The sun did not shine in the Realm of Frost.

And yet, Guruji Gopalan found himself in a vast desert of cracked white sand, where the wind howled like unpaid interns whispering cosmic gossip.

His white robes billowed. His staff tapped against the cold ground.

"Oṁ Hanumate namaḥ," he chanted softly, breath forming little mantras in the air. "Guide me through this illusion, my lord of wind and monkeys."

He sat cross-legged atop a stone shaped suspiciously like a frozen egg.

Silence.

Then, a shift.

The wind circled him in solemn reverence. His eyes rolled up, his voice deepened. He was in prophecy-mode.

"Beware, Guruji Gopalan… for your path lies under fractured skies.

Between the second sun and the seventh scream…

Shall rise the—"

A low rumble.

Guruji blinked.

Far off, a Komodo dragon the size of a tram emerged, tongue flickering like a divine warning.

"Ah," he murmured, "the lizard of karmic consequences."

It roared.

Guruji bolted.

Robes flapping, staff forgotten, and prophecy unfinished, the Oracle of Unfinished Prophecy sprinted across the frost-sand like a sacred chicken late for temple.

> "IT'S ALWAYS DURING THE IMPORTANT PART—!"

Each of the beast's footsteps sent sigils flying into the air.

> "Between the two eclipses lies the doorway to—AAAHHHH—!"

Then—he saw it.

A sinkhole. Vast. Dark. Humming with a cosmic vibration like the universe clearing its throat.

Guruji skidded to a halt at the edge. The beast roared behind him.

His eyes glazed again, caught in the current of vision:

> "Fortune shall find the seeker with clean hands and muddy feet.

Riches in form unseen, wisdom in form unwanted—

BUT BE WARNED—"

A slip.

> "WHERE FORTUNE DANCES, MISFORTUNE WAITS IN HER—AAAAHHHHH—!"

The earth gave way.

Guruji plummeted into the sinkhole, vanishing into the shimmering dark. His scream faded into echo, followed by an eerie silence.

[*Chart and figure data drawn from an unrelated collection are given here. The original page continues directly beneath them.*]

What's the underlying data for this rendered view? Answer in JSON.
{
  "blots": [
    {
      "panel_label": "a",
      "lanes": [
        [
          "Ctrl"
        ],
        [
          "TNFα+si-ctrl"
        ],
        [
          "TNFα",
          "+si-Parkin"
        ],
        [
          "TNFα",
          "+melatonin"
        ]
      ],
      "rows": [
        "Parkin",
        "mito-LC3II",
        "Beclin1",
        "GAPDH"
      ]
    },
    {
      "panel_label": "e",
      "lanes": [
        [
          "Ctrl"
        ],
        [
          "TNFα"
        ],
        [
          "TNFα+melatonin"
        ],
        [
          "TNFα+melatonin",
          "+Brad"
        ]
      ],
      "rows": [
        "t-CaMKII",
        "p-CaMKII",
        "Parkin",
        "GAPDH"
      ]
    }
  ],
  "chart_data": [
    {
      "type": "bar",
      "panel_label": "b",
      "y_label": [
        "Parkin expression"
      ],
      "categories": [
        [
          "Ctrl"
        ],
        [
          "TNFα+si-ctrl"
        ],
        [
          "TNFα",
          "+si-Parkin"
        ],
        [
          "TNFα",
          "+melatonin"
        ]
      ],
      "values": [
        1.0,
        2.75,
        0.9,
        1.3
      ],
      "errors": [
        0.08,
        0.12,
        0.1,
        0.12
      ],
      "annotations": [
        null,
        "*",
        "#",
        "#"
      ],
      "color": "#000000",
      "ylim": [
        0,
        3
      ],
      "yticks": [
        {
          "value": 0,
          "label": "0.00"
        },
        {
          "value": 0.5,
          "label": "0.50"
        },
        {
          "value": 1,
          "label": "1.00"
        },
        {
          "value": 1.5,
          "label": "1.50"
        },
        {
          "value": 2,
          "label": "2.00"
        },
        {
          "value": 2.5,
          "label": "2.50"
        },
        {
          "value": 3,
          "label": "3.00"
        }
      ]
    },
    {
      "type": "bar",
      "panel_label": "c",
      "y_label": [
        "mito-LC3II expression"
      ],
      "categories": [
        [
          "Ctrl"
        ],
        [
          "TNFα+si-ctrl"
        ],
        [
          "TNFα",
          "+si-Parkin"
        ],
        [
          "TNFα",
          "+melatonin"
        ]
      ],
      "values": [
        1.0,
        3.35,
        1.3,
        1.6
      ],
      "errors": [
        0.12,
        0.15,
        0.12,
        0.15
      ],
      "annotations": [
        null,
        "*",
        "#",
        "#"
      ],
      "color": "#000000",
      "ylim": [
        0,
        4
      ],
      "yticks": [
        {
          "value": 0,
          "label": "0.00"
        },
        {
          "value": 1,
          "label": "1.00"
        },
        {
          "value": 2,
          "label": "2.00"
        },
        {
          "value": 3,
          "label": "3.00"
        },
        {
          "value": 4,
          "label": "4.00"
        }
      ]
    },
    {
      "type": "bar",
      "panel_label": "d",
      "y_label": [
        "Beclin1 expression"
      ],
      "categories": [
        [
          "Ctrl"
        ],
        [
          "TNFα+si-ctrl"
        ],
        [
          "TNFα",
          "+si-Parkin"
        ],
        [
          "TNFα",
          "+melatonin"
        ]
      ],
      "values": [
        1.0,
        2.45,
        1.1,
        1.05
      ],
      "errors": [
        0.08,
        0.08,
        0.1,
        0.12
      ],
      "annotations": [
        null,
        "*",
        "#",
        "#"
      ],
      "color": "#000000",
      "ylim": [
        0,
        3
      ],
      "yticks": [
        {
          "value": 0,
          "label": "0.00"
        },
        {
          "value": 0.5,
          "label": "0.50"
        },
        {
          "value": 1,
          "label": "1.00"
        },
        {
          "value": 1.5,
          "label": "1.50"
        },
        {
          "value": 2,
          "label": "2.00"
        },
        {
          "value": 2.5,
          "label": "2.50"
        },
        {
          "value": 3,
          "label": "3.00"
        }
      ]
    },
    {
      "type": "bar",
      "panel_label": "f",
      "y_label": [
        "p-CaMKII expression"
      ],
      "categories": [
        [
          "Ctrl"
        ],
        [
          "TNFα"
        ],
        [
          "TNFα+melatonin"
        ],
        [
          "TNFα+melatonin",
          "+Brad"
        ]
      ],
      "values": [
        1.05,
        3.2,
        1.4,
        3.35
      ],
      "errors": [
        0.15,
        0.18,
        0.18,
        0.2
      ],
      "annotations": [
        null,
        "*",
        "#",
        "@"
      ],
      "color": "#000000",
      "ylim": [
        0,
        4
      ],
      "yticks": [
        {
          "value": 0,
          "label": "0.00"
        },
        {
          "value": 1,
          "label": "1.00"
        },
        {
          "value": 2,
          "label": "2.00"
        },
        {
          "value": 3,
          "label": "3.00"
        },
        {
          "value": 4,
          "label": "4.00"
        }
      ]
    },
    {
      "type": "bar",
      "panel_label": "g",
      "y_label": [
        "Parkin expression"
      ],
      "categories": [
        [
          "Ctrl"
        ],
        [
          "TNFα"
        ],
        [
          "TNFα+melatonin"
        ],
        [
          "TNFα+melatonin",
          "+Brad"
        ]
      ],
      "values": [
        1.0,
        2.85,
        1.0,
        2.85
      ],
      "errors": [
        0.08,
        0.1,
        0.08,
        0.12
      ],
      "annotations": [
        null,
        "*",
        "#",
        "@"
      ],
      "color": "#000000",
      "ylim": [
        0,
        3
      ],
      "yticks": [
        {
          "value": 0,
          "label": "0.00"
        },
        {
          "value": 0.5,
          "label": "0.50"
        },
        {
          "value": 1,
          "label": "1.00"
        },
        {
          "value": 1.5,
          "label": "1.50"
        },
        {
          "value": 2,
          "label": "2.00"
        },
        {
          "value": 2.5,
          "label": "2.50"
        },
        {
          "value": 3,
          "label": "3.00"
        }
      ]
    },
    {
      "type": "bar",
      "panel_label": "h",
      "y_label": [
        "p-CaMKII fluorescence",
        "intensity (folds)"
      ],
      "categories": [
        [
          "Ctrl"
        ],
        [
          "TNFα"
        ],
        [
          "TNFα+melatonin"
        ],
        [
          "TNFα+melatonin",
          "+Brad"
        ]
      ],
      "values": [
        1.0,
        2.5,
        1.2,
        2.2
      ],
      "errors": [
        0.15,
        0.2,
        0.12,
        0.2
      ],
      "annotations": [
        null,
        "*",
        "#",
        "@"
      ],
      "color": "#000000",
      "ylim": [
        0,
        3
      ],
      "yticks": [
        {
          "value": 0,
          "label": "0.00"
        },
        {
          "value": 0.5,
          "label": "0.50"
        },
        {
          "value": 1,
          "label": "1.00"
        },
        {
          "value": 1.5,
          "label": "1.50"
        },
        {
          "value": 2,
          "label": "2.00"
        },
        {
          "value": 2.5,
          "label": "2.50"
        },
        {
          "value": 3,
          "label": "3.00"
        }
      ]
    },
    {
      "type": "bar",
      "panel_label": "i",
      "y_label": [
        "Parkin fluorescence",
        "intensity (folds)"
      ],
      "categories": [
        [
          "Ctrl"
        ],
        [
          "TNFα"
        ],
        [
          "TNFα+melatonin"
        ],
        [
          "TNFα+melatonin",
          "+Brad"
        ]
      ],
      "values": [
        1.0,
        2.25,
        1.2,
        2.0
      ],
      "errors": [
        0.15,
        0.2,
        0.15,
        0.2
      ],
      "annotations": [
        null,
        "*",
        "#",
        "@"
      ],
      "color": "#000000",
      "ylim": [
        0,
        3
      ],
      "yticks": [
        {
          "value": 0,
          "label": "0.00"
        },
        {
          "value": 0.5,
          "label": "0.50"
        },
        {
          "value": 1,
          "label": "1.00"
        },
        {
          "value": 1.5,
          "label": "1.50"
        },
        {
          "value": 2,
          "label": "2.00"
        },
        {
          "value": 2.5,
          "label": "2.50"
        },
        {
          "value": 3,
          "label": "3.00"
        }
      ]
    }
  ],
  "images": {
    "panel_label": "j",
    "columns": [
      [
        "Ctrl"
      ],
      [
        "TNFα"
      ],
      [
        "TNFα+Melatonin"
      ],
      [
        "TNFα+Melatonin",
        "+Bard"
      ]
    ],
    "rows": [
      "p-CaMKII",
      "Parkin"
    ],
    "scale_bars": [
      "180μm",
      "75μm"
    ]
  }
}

The Komodo dragon sniffed, lost interest, and wandered off in pursuit of a floating sandwich.

Guruji Gopalan did not fall normally.

He spiraled sideways through curving space, robes spinning like cosmic laundry. Stars winked. Sanskrit hummed through wormholes.

Then: Light. White-hot, roaring, blooming outward.

A white hole tore into existence in the alleyways of Everett's frost-crystal city.

With a radiant thump, Guruji shot from the sky—like the universe had sneezed him out.

He crash-landed directly into Grimbleshank's soup stall.

BOOM.

Ladle. Bowls. Dwarf. Slop. Chaos.

Everett stumbled back as the Oracle landed in a holy heap of radish noodles and glowing prayer beads.

Guruji lay sprawled on the cobblestones, blinking up at the fractured sky.

"I have… arrived."

Grimbleshank rose from behind the wreckage, covered in broth. "That's it. I'm done. I quit soup cosmology."

Everett rushed over. "Who… are you?"

Guruji sat up, eyes glowing faintly. "I am the Oracle of Unfinished Prophecy. I speak, therefore things happen. Usually... weird things."

Everett opened his mouth, but Guruji raised one hand and intoned:

> "A shadow shall pass over the city's light,

A mirror will break, and so shall night—

But beware the whisper that comes with three eyes…"

He blinked. "Wait… what was I saying? Ah yes. Do you have any chai? I think I swallowed a radish whole."

Everett stared at the glowing heap of prophecy and noodles. Maybe staying in place didn't always lead to irrelevance. Sometimes, it got you a holy man launched from space.